And proceeded to save my life…
Eleven long days ago I underwent robotic surgery on my throat cancer and the procedure was far more than either I or my medical team expected. Complete tonsillectomy and base of tongue tumor removal with right side neck dissection ended up with an excision that went more than halfway under my tongue. An expected three hour procedure went on for five hours, and the results were very reassuring, but…
I was sent the long 250miles home two days later with many instructions on do’s and don’t’s but was especially warned not to cough, sneeze, and especially not vomit, as the result could be serious bleeding which in the extreme could be fatal.
My body did not accept the drugs I was prescribed. My swallowing lessons did not adequately prepare me for what I was faced with. Nausea, heartburn, chest congestion, and dehydration invaded my life.
At home, four long days of living one minute to the next of pills, heartburn, nausea, choking sips of water, agonizing swallows of miniscule amounts of pureed food interspersed with don’t cough, don’t vomit, repeat over and over as I wasted away. Seven days after my procedure, fifteen pounds lighter than before, my fate spilled out before my eyes. A little cough broke through my flagging resolve and delivered a mouthful of blood...followed by more.
One am, thirty miles to the hospital, my wife hustled me to the car and off we went.
There is something special about blood running from your mouth. It gives you a unique perspective on life. Things felt but never expressed clamor for dominance in your mind. But primary are the thoughts that are necessary to survival. Don’t swallow blood or you will vomit and make it worse. Don’t let it get in your lungs or you will cough and tear things up in your throat. Try not to die…It is so very red...it tastes so wrong.
A 911 call on route, an ambulance beside the road, all that was left of the comfort of my wife a lone pair of headlights as she followed in her private capsule of fear for the question marks stamped all over our future...or her future.
Finally, at the hospital, the hive started buzzing as the calls were made, the plumbing applied, the team brought from slumber to precision.

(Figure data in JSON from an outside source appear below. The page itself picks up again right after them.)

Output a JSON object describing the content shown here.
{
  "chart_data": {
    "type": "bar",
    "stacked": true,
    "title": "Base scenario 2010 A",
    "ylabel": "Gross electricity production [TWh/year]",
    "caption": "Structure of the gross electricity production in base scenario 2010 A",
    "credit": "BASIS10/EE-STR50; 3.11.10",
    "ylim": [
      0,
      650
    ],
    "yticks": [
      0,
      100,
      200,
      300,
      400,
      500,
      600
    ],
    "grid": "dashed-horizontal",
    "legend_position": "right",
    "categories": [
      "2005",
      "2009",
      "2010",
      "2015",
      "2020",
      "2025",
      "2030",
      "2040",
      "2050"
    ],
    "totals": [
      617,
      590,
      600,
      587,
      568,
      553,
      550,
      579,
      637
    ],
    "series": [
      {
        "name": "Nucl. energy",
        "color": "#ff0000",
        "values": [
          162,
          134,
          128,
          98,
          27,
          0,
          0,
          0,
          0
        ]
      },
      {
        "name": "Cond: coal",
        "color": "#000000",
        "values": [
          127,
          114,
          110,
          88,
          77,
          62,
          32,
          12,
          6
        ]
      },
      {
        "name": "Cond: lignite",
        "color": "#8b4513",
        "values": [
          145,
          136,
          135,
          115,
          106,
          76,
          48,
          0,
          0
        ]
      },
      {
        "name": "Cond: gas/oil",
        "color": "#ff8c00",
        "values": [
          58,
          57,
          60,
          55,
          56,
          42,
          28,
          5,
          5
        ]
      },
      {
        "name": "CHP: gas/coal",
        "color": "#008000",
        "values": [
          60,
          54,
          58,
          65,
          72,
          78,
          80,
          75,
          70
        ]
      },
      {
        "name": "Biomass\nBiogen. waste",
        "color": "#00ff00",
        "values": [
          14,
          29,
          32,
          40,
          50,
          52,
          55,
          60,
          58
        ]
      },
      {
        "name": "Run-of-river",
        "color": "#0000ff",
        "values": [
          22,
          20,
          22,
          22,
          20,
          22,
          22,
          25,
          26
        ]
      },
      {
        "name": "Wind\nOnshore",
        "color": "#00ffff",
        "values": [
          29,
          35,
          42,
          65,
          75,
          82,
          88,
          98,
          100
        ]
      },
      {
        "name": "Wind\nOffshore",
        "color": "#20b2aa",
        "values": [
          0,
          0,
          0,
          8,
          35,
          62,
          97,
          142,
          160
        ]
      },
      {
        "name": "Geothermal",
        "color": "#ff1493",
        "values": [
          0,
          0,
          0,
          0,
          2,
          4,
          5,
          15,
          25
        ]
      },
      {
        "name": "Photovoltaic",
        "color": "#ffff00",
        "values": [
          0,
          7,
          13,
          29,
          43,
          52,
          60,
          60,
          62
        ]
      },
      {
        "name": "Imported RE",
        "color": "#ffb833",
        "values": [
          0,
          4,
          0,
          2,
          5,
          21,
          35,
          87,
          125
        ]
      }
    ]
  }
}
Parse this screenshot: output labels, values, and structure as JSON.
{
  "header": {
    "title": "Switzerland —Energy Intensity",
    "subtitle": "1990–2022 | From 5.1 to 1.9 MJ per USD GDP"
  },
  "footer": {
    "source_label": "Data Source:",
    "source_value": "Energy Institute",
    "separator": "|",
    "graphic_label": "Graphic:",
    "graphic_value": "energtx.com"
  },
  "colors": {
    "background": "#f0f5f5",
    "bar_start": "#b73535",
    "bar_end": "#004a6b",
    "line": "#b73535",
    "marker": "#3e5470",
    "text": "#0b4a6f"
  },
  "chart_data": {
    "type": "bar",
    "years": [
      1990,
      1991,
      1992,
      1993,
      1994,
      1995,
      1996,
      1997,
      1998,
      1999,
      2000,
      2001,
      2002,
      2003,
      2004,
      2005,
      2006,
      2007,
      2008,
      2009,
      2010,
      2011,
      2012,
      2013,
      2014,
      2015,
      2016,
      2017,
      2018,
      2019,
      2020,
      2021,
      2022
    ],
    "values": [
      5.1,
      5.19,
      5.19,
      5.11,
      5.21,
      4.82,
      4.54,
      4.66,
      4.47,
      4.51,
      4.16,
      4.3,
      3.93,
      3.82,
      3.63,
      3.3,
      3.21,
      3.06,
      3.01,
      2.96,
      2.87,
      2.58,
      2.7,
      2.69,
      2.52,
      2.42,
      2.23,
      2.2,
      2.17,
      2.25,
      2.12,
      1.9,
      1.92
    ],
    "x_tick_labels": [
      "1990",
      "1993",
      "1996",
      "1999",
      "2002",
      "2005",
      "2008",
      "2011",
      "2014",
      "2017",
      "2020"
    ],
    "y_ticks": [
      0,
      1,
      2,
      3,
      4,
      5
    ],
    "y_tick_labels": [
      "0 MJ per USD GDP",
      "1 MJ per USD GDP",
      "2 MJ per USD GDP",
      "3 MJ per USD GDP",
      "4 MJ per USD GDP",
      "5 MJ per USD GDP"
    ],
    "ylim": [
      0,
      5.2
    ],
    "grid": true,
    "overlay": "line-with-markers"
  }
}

The operating floor was eerily quiet as the members of the surgical team emerged. First, the surgeon, an Asian, assessed and explained as a plan evolved. Then the anesthesiologist, an Arab with an unpronounceable name clasped my hand and an energy crackeled between us...maybe a spark of Allah... as I told him it was a privilege to put my life in his hands. His assistant, Mr. Something Something-stein, a Jewish man spared a tired smile as he attended to his role.
Then the others, an African- American and two Caucasian presumed nurses...but maybe doctors...who cares?
Sedation was delayed to the last second as my blood, now slowed to a trickle, continued to flow into my gut, threatening to erupt, to transform from sustainer to terminator.
And then the operating room, the maze of their tools, so familiar to them and so alien to myself. Then a voice floated on air...”breathe deeply...breathe deep” as I drifted into their hands.
I am back now, transformed, evolved. My heart swells and my eyes leak unbidden. Oh that group of earthlings...so diverse but so united of purpose...to save me...this meagre scrap of humanity from death for a time unmeasured. Spiritual giants giving another chance, more time to get things right, to express my love.
I have no room for hate or resentment, the best I can spare is pity. During my stay at the hospital I was surrounded with beauty. There was the team leader doctor, a beautiful woman...Pakistani...perhaps from India, who flowed in and peeked down my throat, studied my chart, asked of my welfare and flowed on with her entourage in tow to the next speck of suffering, and on and on.
There was the young lady from Guatemala who cleaned my room, emptied my trash, and shyly accepted my gratitude with halting, broken English conversation when asked of her life.
The nurses, the doctors, the swallow coach, the physical therapist, the dietician, all there to patch me up, to plug up my leaks, to coax me to health, to give of themselves in service to another suffering traveler through time.
God is not some scary Dude far away in the sky. God walked in and out of my life inside each one who cared, each one who gave, each one who helped heal a broken body and a troubled spirit.
Look around you, He is all around you...He is inside you...waiting to be poured out when you learn how to love.